Derived from the traditional Shinto martial arts, Aikido's principle is to "evade, redirect or neutralize an attack by using opponents' force against themselves."
This philosophy urges the aikidokas to apply Aiki techniques with compassion and thoughtfulness. As a result, "you will have countless eye-opening encounters, learn about your own self, and refine your ability to judge and make decisions," says Yoko Okamoto, the Dojo-Cho of Aikido Kyoto.
Training with Yoko Okamoto Sensei at Aikido Kyoto Dojos
Kyoto is home to master aikodokas including Japan's most respected female Shihan, Yoko Okamoto. She is the Dojo-Cho i.e., the chief instructor of Aikido Kyoto Dojos.
Source: Bucks County Aikido
Currently, she is 7th Dan and runs this training center with her husband, Chris Mulligan, 6th Dan. With Hombu Dojo as her alma mater, Yoko Okamoto trained under the legendary Kisshomaru Ueshiba, son of O Sensei.
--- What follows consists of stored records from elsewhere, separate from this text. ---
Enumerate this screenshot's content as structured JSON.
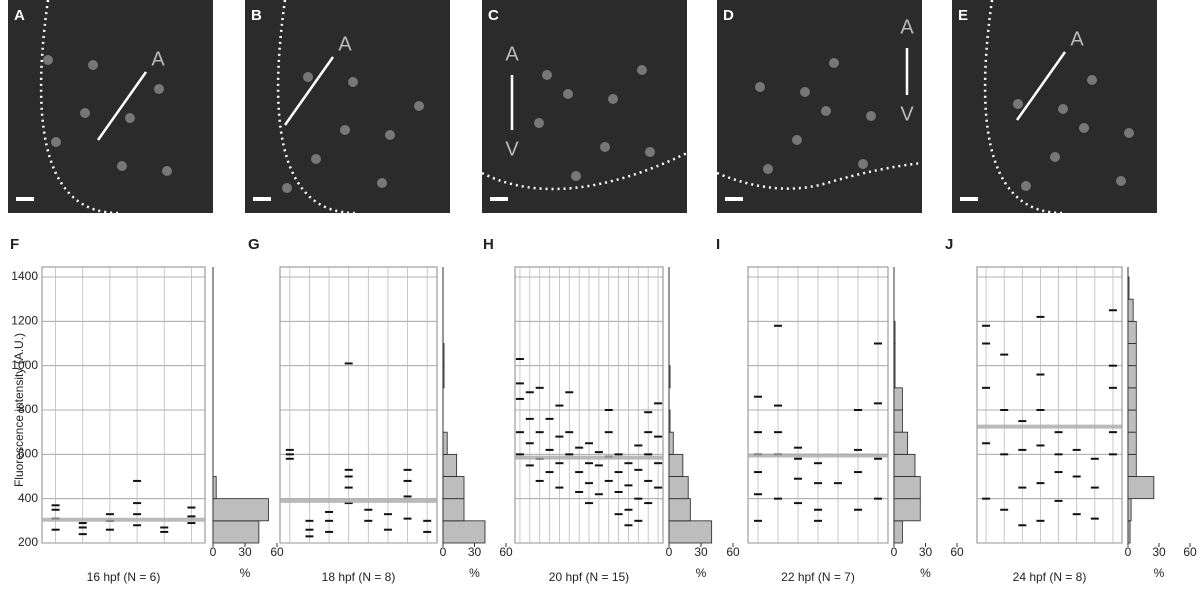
{
  "images": [
    {
      "panel": "A",
      "marks": [
        "A"
      ]
    },
    {
      "panel": "B",
      "marks": [
        "A"
      ]
    },
    {
      "panel": "C",
      "marks": [
        "A",
        "V"
      ]
    },
    {
      "panel": "D",
      "marks": [
        "A",
        "V"
      ]
    },
    {
      "panel": "E",
      "marks": [
        "A"
      ]
    }
  ],
  "y_label": "Fluorescence intensity (A.U.)",
  "chart_data": [
    {
      "type": "strip",
      "panel": "F",
      "caption": "16 hpf (N = 6)",
      "ylim": [
        200,
        1400
      ],
      "yticks": [
        200,
        400,
        600,
        800,
        1000,
        1200,
        1400
      ],
      "columns": [
        [
          260,
          310,
          350,
          370
        ],
        [
          240,
          270,
          290
        ],
        [
          260,
          300,
          330
        ],
        [
          280,
          330,
          380,
          480
        ],
        [
          250,
          270
        ],
        [
          290,
          320,
          360
        ]
      ],
      "mean": 305,
      "hist": {
        "bins": [
          200,
          300,
          400,
          500,
          600,
          700,
          800,
          900,
          1000,
          1100,
          1200,
          1300,
          1400
        ],
        "values": [
          43,
          52,
          3,
          0,
          0,
          0,
          0,
          0,
          0,
          0,
          0,
          0
        ],
        "xlim": [
          0,
          60
        ],
        "xticks": [
          0,
          30,
          60
        ],
        "xlabel": "%"
      }
    },
    {
      "type": "strip",
      "panel": "G",
      "caption": "18 hpf (N = 8)",
      "ylim": [
        200,
        1400
      ],
      "yticks": [
        200,
        400,
        600,
        800,
        1000,
        1200,
        1400
      ],
      "columns": [
        [
          580,
          600,
          620
        ],
        [
          230,
          260,
          300
        ],
        [
          250,
          300,
          340
        ],
        [
          380,
          450,
          500,
          530,
          1010
        ],
        [
          300,
          350
        ],
        [
          260,
          330
        ],
        [
          310,
          410,
          480,
          530
        ],
        [
          250,
          300
        ]
      ],
      "mean": 390,
      "hist": {
        "bins": [
          200,
          300,
          400,
          500,
          600,
          700,
          800,
          900,
          1000,
          1100,
          1200,
          1300,
          1400
        ],
        "values": [
          40,
          20,
          20,
          13,
          4,
          0,
          0,
          1,
          1,
          0,
          0,
          0
        ],
        "xlim": [
          0,
          60
        ],
        "xticks": [
          0,
          30,
          60
        ],
        "xlabel": "%"
      }
    },
    {
      "type": "strip",
      "panel": "H",
      "caption": "20 hpf (N = 15)",
      "ylim": [
        200,
        1400
      ],
      "yticks": [
        200,
        400,
        600,
        800,
        1000,
        1200,
        1400
      ],
      "columns": [
        [
          600,
          700,
          850,
          920,
          1030
        ],
        [
          550,
          650,
          760,
          880
        ],
        [
          480,
          580,
          700,
          900
        ],
        [
          520,
          620,
          760
        ],
        [
          450,
          560,
          680,
          820
        ],
        [
          600,
          700,
          880
        ],
        [
          430,
          520,
          630
        ],
        [
          380,
          470,
          560,
          650
        ],
        [
          420,
          550,
          610
        ],
        [
          480,
          590,
          700,
          800
        ],
        [
          330,
          430,
          520,
          600
        ],
        [
          280,
          350,
          460,
          560
        ],
        [
          300,
          400,
          530,
          640
        ],
        [
          380,
          480,
          600,
          700,
          790
        ],
        [
          450,
          560,
          680,
          830
        ]
      ],
      "mean": 585,
      "hist": {
        "bins": [
          200,
          300,
          400,
          500,
          600,
          700,
          800,
          900,
          1000,
          1100,
          1200,
          1300,
          1400
        ],
        "values": [
          40,
          20,
          18,
          13,
          4,
          1,
          0,
          1,
          0,
          0,
          0,
          0
        ],
        "xlim": [
          0,
          60
        ],
        "xticks": [
          0,
          30,
          60
        ],
        "xlabel": "%"
      }
    },
    {
      "type": "strip",
      "panel": "I",
      "caption": "22 hpf (N = 7)",
      "ylim": [
        200,
        1400
      ],
      "yticks": [
        200,
        400,
        600,
        800,
        1000,
        1200,
        1400
      ],
      "columns": [
        [
          300,
          420,
          520,
          600,
          700,
          860
        ],
        [
          400,
          600,
          700,
          820,
          1180
        ],
        [
          380,
          490,
          580,
          630
        ],
        [
          300,
          350,
          470,
          560
        ],
        [
          470
        ],
        [
          350,
          520,
          620,
          800
        ],
        [
          400,
          580,
          830,
          1100
        ]
      ],
      "mean": 595,
      "hist": {
        "bins": [
          200,
          300,
          400,
          500,
          600,
          700,
          800,
          900,
          1000,
          1100,
          1200,
          1300,
          1400
        ],
        "values": [
          8,
          25,
          25,
          20,
          13,
          8,
          8,
          1,
          1,
          1,
          0,
          0
        ],
        "xlim": [
          0,
          60
        ],
        "xticks": [
          0,
          30,
          60
        ],
        "xlabel": "%"
      }
    },
    {
      "type": "strip",
      "panel": "J",
      "caption": "24 hpf (N = 8)",
      "ylim": [
        200,
        1400
      ],
      "yticks": [
        200,
        400,
        600,
        800,
        1000,
        1200,
        1400
      ],
      "columns": [
        [
          400,
          650,
          900,
          1100,
          1180
        ],
        [
          350,
          600,
          800,
          1050
        ],
        [
          280,
          450,
          620,
          750
        ],
        [
          300,
          470,
          640,
          800,
          960,
          1220
        ],
        [
          390,
          520,
          600,
          700
        ],
        [
          330,
          500,
          620
        ],
        [
          310,
          450,
          580
        ],
        [
          600,
          700,
          900,
          1000,
          1250
        ]
      ],
      "mean": 725,
      "hist": {
        "bins": [
          200,
          300,
          400,
          500,
          600,
          700,
          800,
          900,
          1000,
          1100,
          1200,
          1300,
          1400
        ],
        "values": [
          2,
          3,
          25,
          8,
          8,
          8,
          8,
          8,
          8,
          8,
          5,
          1
        ],
        "xlim": [
          0,
          60
        ],
        "xticks": [
          0,
          30,
          60
        ],
        "xlabel": "%"
      }
    }
  ]
}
Her Aikido art form is mainly influenced by Seigo Yamaguchi sensei, Christian Tessier Sensei, and Ichiro Shibata sensei.
Since Aikido is a non-competitive budo, the spirit of peace, harmony, and traditional values are reflected in the practice of Aikido.
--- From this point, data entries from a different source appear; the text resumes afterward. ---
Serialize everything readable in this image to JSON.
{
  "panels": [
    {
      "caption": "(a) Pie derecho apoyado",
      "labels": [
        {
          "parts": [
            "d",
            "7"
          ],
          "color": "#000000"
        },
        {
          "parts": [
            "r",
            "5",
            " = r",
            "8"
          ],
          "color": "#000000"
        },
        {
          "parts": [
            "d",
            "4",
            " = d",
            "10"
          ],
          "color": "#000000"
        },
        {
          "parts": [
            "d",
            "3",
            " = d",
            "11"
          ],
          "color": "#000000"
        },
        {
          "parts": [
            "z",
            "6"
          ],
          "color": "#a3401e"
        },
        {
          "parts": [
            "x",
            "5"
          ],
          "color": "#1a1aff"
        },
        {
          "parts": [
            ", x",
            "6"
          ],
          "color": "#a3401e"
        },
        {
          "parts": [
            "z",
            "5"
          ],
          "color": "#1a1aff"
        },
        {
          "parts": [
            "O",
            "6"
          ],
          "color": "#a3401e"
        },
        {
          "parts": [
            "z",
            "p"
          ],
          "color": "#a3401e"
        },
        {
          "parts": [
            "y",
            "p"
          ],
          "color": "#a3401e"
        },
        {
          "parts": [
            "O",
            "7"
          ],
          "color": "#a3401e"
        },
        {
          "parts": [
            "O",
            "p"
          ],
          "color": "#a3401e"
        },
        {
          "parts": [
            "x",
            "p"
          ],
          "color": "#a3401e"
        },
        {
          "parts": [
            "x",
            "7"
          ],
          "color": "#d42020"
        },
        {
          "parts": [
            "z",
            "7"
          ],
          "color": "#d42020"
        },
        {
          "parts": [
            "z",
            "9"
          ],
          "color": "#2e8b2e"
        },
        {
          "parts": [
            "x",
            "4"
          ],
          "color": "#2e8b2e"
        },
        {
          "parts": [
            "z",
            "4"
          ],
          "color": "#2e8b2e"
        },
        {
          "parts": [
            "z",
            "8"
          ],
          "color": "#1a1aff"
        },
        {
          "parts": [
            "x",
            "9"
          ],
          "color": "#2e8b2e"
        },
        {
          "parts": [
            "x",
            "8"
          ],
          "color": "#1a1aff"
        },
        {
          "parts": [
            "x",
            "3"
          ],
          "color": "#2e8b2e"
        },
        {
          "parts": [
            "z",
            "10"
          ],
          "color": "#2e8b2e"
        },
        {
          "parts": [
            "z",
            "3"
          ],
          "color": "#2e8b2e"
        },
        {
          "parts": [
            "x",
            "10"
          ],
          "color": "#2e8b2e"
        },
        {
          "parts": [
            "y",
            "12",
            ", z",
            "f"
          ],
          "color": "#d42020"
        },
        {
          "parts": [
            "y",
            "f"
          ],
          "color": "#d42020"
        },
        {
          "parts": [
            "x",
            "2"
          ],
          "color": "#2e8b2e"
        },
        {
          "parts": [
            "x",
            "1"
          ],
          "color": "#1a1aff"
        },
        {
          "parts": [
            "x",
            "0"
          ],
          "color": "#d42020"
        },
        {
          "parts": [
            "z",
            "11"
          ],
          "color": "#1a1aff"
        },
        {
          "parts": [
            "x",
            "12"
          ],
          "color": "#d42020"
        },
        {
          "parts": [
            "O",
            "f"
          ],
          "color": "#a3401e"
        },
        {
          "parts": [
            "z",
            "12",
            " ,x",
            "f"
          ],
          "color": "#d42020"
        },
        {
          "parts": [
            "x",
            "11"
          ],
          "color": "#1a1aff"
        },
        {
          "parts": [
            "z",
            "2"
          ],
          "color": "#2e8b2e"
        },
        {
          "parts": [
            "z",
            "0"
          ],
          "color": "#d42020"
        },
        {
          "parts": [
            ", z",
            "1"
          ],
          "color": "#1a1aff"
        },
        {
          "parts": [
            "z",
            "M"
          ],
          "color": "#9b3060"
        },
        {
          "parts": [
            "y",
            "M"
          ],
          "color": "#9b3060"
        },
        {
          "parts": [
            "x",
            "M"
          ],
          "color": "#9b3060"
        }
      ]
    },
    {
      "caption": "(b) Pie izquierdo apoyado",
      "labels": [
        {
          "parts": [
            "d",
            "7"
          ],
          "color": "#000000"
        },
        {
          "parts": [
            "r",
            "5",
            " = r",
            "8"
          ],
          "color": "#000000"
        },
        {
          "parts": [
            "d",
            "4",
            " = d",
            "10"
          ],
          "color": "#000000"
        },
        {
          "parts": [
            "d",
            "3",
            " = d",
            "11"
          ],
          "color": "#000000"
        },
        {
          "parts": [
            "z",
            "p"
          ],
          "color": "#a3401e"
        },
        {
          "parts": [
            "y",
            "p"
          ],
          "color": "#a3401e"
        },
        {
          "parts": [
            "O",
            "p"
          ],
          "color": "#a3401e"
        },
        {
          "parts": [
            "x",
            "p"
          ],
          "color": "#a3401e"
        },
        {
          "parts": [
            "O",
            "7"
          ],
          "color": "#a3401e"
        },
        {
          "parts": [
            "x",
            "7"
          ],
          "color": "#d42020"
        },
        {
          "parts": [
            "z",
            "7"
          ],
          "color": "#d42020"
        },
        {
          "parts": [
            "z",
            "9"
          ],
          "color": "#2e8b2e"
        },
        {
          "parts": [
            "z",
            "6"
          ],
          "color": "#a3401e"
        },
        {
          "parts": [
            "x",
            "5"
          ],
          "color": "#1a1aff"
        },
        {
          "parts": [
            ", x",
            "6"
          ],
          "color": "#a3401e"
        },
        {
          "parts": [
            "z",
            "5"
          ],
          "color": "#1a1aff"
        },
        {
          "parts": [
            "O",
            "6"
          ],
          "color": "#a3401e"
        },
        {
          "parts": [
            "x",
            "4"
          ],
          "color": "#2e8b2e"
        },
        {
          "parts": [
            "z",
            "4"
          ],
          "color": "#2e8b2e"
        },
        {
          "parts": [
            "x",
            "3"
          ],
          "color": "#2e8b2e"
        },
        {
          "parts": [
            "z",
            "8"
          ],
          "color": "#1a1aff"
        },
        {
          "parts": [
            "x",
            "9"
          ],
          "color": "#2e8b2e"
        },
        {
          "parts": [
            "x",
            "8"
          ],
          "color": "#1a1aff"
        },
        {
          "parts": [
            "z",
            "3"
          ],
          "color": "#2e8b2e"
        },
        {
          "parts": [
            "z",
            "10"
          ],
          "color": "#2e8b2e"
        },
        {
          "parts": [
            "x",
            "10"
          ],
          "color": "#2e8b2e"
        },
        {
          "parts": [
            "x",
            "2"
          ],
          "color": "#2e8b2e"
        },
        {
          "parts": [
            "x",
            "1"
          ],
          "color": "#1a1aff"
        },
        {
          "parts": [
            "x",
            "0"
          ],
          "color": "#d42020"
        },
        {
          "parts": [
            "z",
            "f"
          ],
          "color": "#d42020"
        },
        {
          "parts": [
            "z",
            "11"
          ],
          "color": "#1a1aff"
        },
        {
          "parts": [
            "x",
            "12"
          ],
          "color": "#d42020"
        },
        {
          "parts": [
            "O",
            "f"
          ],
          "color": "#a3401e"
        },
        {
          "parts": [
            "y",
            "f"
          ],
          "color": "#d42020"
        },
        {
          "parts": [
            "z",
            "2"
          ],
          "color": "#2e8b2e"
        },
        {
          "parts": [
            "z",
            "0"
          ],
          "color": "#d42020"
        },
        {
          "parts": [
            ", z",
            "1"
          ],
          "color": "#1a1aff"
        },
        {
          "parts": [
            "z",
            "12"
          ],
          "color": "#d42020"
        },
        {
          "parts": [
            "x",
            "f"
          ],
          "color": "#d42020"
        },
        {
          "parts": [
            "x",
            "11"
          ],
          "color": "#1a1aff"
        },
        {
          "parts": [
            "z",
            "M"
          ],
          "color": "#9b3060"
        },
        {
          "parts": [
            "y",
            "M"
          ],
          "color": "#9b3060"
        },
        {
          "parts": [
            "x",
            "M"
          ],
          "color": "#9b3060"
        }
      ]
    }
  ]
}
Aikido Kyoto is an accurate representation of this peaceful diversity and cultural assimilation visualized by O Sensei. With 20% of their enrollment from international students, Aikido Kyoto has students of all ages, countries, cultures, and ethnicities.
Yoko Shihan hopes to impart the essence of Aikido to her students. She inspires them to see beyond the form, clear their minds, and experience the beauty of the moment.
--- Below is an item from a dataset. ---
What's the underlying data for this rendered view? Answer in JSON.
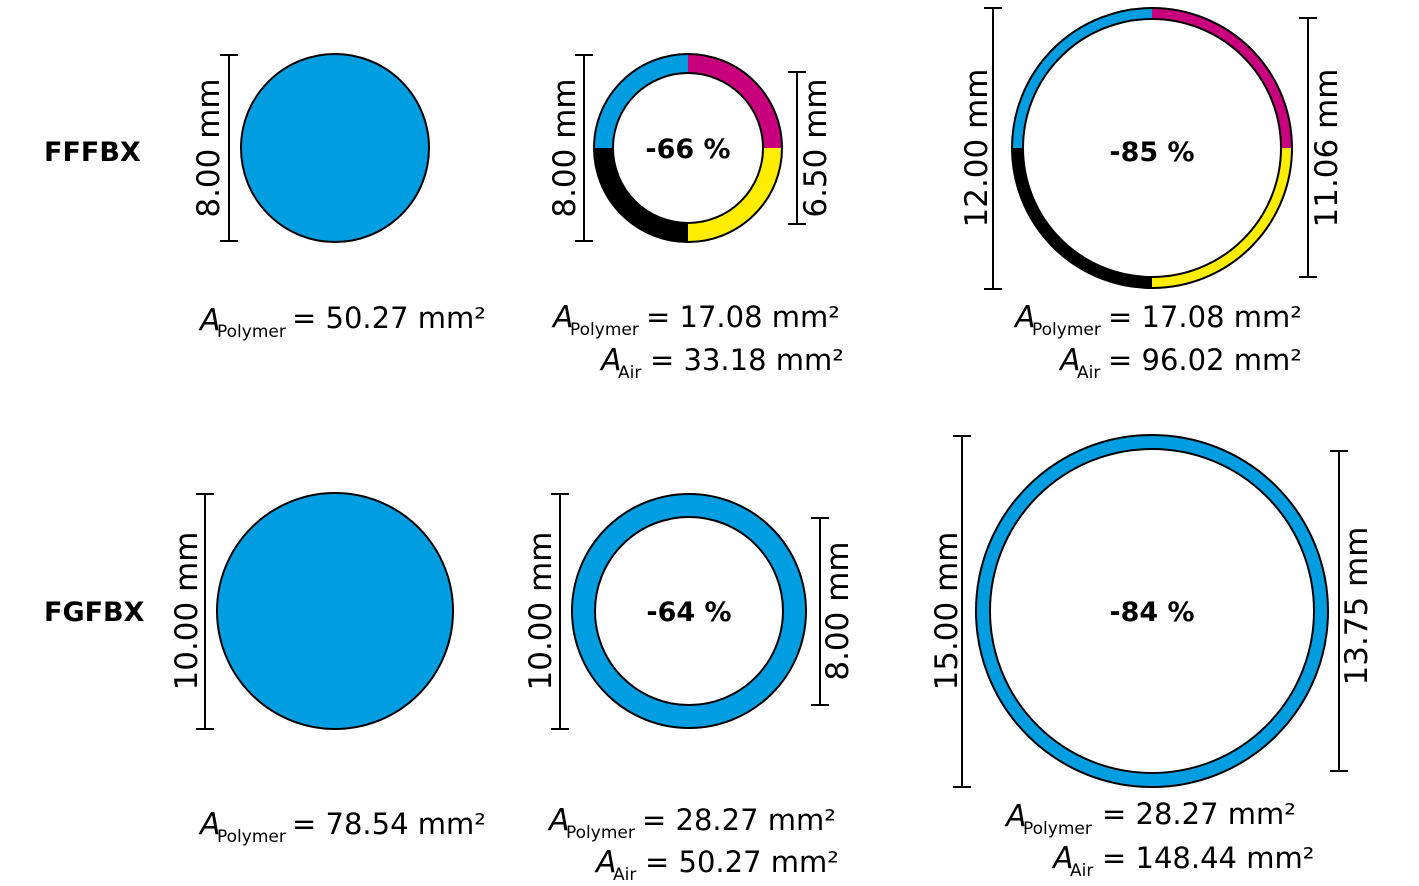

"The source of budo [the martial way] is God's love"… True Budo is to accept the spirit of the universe, keep the peace of the world, correctly produce, protect, and cultivate all beings in nature."
O Sensei - Morihei Ueshiba
She herself trained in Aikikai under different teachers in Japan, France, and the USA. She stresses on the flexibility of the form and encourages her students to internalize Aikido principles and enjoy the freedom it brings instead of trying to be like the teacher.
The campus life is colorful at Aikido Kyoto. Traditional tea ceremonies and Kabuki are arranged regularly to keep things interesting for the younger generation. Besides the fun of visiting beautiful places, training in Kyoto can be a life-altering experience if you wish to explore its spiritual route through numerous shrines, waterfalls, and altars around the Mount Inari.
Considered to be the holy body of the deity Inari, this mountain offers a spectacular chance to take in the breathtaking scenery and indulge in self-reflection through this Shinto martial art.
Hiking to the top at dusk is the best way to avoid visitors and enjoy the solace of Aikido form and mystic experience.